A critical vulnerability affecting Citrix network management devices has been actively exploited for over a month, despite the company’s claims of no evidence of such exploitation. This vulnerability, identified as CVE-2025-5777, allows attackers to circumvent multifactor authentication and poses significant risks to enterprise networks.
The flaw exhibits similarities to CVE-2023-4966, known as CitrixBleed, which previously compromised around 20,000 Citrix devices globally. High-profile targets of the earlier exploitation included major organizations such as Boeing, DP World, and the Commercial Bank of China. The CitrixBleed incident notably led to breaches affecting 36 million Xfinity customers through compromised Comcast networks, further underscoring the potential severity of these vulnerabilities.
Both CVE-2025-5777 and its predecessor reside within Citrix’s NetScaler Application Delivery Controller and NetScaler Gateway, which serve critical roles in load balancing and single sign-on functionalities. The vulnerability allows for the leakage of small amounts of memory content when affected devices receive specific requests over the Internet. By repeatedly sending modified requests, attackers can gradually reconstruct sensitive credentials.
With a severity score of 9.2, CitrixBleed 2 represents a significant risk, only slightly less severe than the original CitrixBleed. Citrix originally disclosed this vulnerability alongside a security patch on June 17. However, in a subsequent update, the company stated that it was unaware of active exploitation, remaining silent since then.
Research indicates a different reality. Analysis by security firm Greynoise showed that exploit attempts have been detected as early as July 1. Independent researcher Kevin Beaumont corroborated this by indicating that the first evidence of exploitation was noted around June 23, three days before Citrix’s official denial of known attacks. This discrepancy raises concerns regarding the transparency of Citrix’s advisories.

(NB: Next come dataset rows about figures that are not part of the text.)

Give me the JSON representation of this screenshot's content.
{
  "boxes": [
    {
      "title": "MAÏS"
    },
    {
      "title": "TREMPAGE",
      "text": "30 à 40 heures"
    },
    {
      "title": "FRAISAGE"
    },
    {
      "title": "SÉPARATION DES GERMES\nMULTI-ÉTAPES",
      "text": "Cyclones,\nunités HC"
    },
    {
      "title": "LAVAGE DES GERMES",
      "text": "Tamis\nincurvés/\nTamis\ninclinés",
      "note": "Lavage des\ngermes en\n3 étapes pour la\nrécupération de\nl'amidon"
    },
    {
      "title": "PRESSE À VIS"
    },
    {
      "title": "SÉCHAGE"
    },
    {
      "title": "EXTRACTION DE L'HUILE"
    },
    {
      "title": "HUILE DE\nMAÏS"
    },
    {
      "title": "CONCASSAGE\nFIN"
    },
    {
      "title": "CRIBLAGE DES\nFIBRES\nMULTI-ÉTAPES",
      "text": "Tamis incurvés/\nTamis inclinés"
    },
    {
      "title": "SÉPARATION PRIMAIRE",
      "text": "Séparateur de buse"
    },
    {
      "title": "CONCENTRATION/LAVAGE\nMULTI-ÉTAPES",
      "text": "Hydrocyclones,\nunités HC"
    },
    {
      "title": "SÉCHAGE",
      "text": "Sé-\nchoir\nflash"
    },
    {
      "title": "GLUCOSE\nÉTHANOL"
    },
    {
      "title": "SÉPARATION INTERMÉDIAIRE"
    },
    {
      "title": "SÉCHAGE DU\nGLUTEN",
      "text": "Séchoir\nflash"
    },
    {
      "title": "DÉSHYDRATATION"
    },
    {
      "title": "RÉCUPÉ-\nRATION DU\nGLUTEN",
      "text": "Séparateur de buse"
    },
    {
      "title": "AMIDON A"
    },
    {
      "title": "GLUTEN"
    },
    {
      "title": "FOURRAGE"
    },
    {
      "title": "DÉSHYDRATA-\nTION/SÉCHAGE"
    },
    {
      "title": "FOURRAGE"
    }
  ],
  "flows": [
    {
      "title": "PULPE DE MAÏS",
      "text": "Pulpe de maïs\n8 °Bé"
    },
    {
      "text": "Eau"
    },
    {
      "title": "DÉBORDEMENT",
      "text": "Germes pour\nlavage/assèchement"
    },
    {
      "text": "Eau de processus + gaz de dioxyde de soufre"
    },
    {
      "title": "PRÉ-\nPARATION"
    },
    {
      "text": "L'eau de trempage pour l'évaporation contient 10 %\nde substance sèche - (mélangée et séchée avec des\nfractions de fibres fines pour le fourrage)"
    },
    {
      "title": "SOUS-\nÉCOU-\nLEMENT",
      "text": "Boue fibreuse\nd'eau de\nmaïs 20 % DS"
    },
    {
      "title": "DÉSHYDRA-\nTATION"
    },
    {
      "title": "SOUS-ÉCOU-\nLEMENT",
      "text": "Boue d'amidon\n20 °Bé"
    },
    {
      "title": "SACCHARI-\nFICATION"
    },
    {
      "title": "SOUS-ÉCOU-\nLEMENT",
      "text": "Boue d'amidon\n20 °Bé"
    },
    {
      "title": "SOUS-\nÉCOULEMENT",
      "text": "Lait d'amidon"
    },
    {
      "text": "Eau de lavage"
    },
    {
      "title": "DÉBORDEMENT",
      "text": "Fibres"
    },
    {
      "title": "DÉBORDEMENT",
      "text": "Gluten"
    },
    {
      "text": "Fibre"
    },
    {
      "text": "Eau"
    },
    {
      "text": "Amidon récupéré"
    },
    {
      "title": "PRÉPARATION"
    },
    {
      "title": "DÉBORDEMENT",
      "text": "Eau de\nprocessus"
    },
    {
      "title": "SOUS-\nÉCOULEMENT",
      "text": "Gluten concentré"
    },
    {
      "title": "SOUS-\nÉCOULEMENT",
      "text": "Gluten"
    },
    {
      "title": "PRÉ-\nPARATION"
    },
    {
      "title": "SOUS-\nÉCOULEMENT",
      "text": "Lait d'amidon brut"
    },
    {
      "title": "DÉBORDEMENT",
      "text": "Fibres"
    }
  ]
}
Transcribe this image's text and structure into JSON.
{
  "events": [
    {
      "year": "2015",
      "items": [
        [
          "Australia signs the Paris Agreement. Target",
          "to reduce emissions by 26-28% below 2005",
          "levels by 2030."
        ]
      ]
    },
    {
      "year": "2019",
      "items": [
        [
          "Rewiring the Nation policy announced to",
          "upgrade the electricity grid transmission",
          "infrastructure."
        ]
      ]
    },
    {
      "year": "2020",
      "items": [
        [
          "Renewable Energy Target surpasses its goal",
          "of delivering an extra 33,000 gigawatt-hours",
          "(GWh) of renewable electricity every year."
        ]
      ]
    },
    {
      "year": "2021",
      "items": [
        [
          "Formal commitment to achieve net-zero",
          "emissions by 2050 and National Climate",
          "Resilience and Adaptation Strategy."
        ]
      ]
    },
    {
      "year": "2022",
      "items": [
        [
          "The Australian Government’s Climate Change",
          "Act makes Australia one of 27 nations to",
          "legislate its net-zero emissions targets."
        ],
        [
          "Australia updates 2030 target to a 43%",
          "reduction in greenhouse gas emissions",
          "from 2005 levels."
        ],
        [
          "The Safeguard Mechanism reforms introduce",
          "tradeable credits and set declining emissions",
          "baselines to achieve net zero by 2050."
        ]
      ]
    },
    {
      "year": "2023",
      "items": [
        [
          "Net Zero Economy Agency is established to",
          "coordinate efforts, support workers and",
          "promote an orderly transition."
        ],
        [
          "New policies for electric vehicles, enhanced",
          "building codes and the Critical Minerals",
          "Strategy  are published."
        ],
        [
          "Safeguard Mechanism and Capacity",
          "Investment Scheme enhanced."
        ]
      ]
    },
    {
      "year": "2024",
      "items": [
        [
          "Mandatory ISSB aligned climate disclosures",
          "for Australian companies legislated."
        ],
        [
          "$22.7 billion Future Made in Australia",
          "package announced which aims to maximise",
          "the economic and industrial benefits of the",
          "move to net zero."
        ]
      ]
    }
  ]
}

Researchers have highlighted additional missing details from Citrix’s communications. A recent study by security firm watchTowr criticized the company’s failure to share crucial indicators that could help customers identify potential attacks. Similarly, another security firm noted that the lack of comprehensive guidance leaves organizations vulnerable to ongoing risks associated with this vulnerability.
Given the nature of the exploit and its timing, potential tactics used in the attacks may include initial access and data exfiltration from the MITRE ATT&CK framework. Attackers likely employed techniques aimed at compromising network integrity and gaining unauthorized access to sensitive information. The ongoing exploitation underscores the critical need for business owners to stay vigilant and ensure robust cybersecurity measures are in place to safeguard against such vulnerabilities.